Os videntes de Fátima

São do dia 13 de Julho de 1917 os primeiros documentos conhecidos: umas fotografias tiradas aos videntes junto da igreja paroquial. Do dia seguinte, há uma carta particular escrita do Pedrogão, Conselho de Torres Novas, em que se diz dos acontecimentos da véspera: "Não calculas como aqui se fala naquela aparição. F. foi lá ontem e diz que viu as pequenas e que estavam lá umas senhoras de Santarém que lhes tinham tirado o retrato".

 

Só nove dias depois desta carta, o jornal "O Século" de Lisboa, através da correspondência de uma aldeia vizinha de Fátima, se fazia eco daquilo que era já objeto da curiosidade pública: corria "com insistência o boato de que, em determinado ponto da serra de Aire, apareceria, no dia 13 do corrente, a mãe de Jesus Cristo a duas criancinhas, a quem já por diversas vezes tinha aparecido e no mesmo local". No dia 13, efetivamente, despovoara-se para Fátima grande multidão. Haviam-se juntado na Cova da Iria "milhares de pessoas", "vindo de longínquas povoações algumas delas". Segundo o depoimento de uma testemunha recolhido pelo correspondente, uma das videntes dissera que "via uma espécie de boneca muito bonita que lhe falava. Tinha, dizia, um resplendor em torno da cabeça e chamava-a para junto de si, numa voz muito fina e melodiosa. Entre muitas coisas que lhe disse, a principal foi anunciar a sua reaparição do dia 13 a um mês e no mesmo sítio, aparecendo ainda mais outra, para declarar o motivo por que tinha vindo ao mundo". Apesar de confessar que acreditava na sinceridade e verdade da pessoa interrogada, o correspondente acrescentava a sua opinião pessoal: "É minha opinião que se trata de uma premeditada especulação financeira, cuja fonte de receita existe nas entranhas da serra, em qualquer manancial de águas minerais que recentemente tenha descoberto algum indivíduo astucioso que, à sombra da religião, quer transformar a serra de Aire numa estância miraculosa como a velha Lourdes".

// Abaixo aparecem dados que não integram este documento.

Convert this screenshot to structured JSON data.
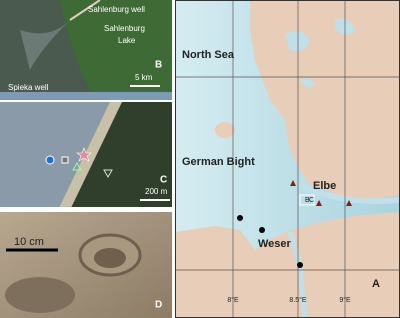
{
  "panel_b": {
    "letter": "B",
    "labels": [
      "Sahlenburg well",
      "Sahlenburg",
      "Lake",
      "Spieka well"
    ],
    "scale": "5 km"
  },
  "panel_c": {
    "letter": "C",
    "scale": "200 m"
  },
  "panel_d": {
    "letter": "D",
    "scale": "10 cm"
  },
  "panel_a": {
    "letter": "A",
    "places": [
      "North Sea",
      "German Bight",
      "Elbe",
      "Weser"
    ],
    "longitudes": [
      "8°E",
      "8.5°E",
      "9°E"
    ],
    "inset_labels": [
      "B",
      "C"
    ]
  }
}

Esta notícia foi transcrita, no dia 25, pelo jornal leiriense O Mensageiro, sem qualquer comentário. Um relato mais circunstanciado e já indiciador de uma outra perspectiva, surgia em O Ouriense, boletim semanal do Conselho de Vila Nova de Ourém, em artigo intitulado "Real aparição ou suposta ... ilusão".

 

Nele se falava das três crianças, da presença, "segundo os mais diversos cálculos", "de 800, de 1.000, de muito mais de 1.000, e de mais de 2.000 pessoas", "que, no mais admirável dos silêncios, ora rezavam, ora suplicavam, ora choravam; por último, foi necessário que almas piedosas, para livrarem as crianças dos confusos interrogatórios e de graves incômodos, que poderiam ter no meio de tão grande multidão, pegassem nelas e as metessem em automóvel e as afastassem à distância de dois e meio quilômetros para junto da igreja, onde foram fotografadas. Foi simplesmente admirável".

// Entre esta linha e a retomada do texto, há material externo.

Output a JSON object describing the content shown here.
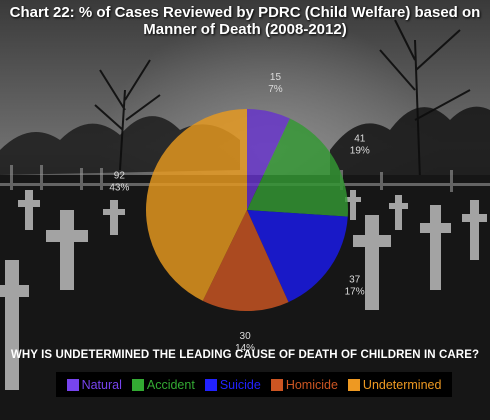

Santuário de Nossa Senhora de Fátima ao fundo.

 

Foi a partir desta aparição de 13 de Julho, que os videntes falaram num segredo que a Senhora lhes tinha dito e na promessa de um milagre para o último dia, em 13 de Outubro. Entretanto, a 13 de Agosto, já se reuniram na Cova da Iria cerca de 10.000 pessoas, não se tendo porém verificado a aparição porque as crianças tinham sido levadas, nesse mesmo dia, para Vila Nova de Ourém. A aparição verificou-se no dia 19, no sítio dos Valinhos. Em 13 de Setembro, a multidão foi calculada em 30.000 pessoas.

Atraídas pelo anúncio do milagre prometido para o último dia, as estradas e os caminhos de Fátima encheram-se de curiosos e verdadeiros peregrinos. Os cálculos numéricos variam muito (entre 50.000 e 120.000 pessoas, aceitando-se comumente o número de 70.000).

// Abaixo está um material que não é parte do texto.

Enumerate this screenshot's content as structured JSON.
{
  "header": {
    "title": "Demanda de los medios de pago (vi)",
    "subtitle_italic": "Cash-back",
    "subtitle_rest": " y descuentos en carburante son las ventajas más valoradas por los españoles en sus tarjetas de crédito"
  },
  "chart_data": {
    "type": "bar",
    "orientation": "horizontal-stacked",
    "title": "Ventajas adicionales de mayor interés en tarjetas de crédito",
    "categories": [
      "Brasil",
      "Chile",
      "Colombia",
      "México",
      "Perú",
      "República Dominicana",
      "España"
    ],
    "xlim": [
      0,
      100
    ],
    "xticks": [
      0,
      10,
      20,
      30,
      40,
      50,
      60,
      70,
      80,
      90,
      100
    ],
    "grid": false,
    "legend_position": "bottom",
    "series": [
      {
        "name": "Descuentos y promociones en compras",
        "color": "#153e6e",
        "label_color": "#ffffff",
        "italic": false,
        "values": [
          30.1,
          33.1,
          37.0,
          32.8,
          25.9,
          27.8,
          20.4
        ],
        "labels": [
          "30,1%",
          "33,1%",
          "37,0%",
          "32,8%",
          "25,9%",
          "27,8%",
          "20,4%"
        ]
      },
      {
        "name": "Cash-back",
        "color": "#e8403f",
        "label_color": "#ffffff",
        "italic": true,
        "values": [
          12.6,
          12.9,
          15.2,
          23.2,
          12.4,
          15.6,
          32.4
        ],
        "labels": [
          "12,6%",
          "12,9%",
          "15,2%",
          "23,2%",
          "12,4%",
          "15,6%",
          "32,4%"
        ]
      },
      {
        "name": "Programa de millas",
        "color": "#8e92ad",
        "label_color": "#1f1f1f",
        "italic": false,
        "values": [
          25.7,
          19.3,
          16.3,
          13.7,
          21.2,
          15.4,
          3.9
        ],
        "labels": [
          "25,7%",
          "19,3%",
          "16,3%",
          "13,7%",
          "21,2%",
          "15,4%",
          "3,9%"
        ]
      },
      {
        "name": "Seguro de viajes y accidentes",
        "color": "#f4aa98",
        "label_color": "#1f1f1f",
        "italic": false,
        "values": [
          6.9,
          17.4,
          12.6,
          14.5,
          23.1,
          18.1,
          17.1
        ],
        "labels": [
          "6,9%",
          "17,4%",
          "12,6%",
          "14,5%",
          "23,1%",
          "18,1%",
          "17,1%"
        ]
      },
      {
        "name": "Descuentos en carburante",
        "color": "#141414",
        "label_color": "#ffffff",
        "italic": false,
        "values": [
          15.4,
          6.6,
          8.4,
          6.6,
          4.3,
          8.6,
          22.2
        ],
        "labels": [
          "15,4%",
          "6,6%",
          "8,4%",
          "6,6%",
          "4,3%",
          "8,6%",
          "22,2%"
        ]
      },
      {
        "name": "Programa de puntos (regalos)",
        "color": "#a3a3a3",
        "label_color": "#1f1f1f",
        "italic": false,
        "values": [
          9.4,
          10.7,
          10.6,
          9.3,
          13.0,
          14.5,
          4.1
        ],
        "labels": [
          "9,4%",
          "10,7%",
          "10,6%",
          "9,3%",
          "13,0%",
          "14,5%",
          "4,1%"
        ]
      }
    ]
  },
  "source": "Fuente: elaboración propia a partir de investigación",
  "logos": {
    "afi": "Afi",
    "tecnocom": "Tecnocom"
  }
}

Segundo a declaração dos videntes, Nossa Senhora identificou-se finalmente como a "Senhora do Rosário" e exortou a todos a mudarem de vida e a rezarem o terço todos os dias.

Mas o mais extraordinário foi a verificação do milagre prometido: a imensa multidão teve ocasião de presenciar o fenômeno solar que até os mais incrédulos testemunharam através da imprensa.

A forte impressão causada por estes fatos e por aquilo que se foi conhecendo do conteúdo da mensagem da aparição, nomeadamente o anúncio do fim da guerra que ensangüentava nessa época o mundo, provocou uma afluência contínua de pessoas àquele lugar.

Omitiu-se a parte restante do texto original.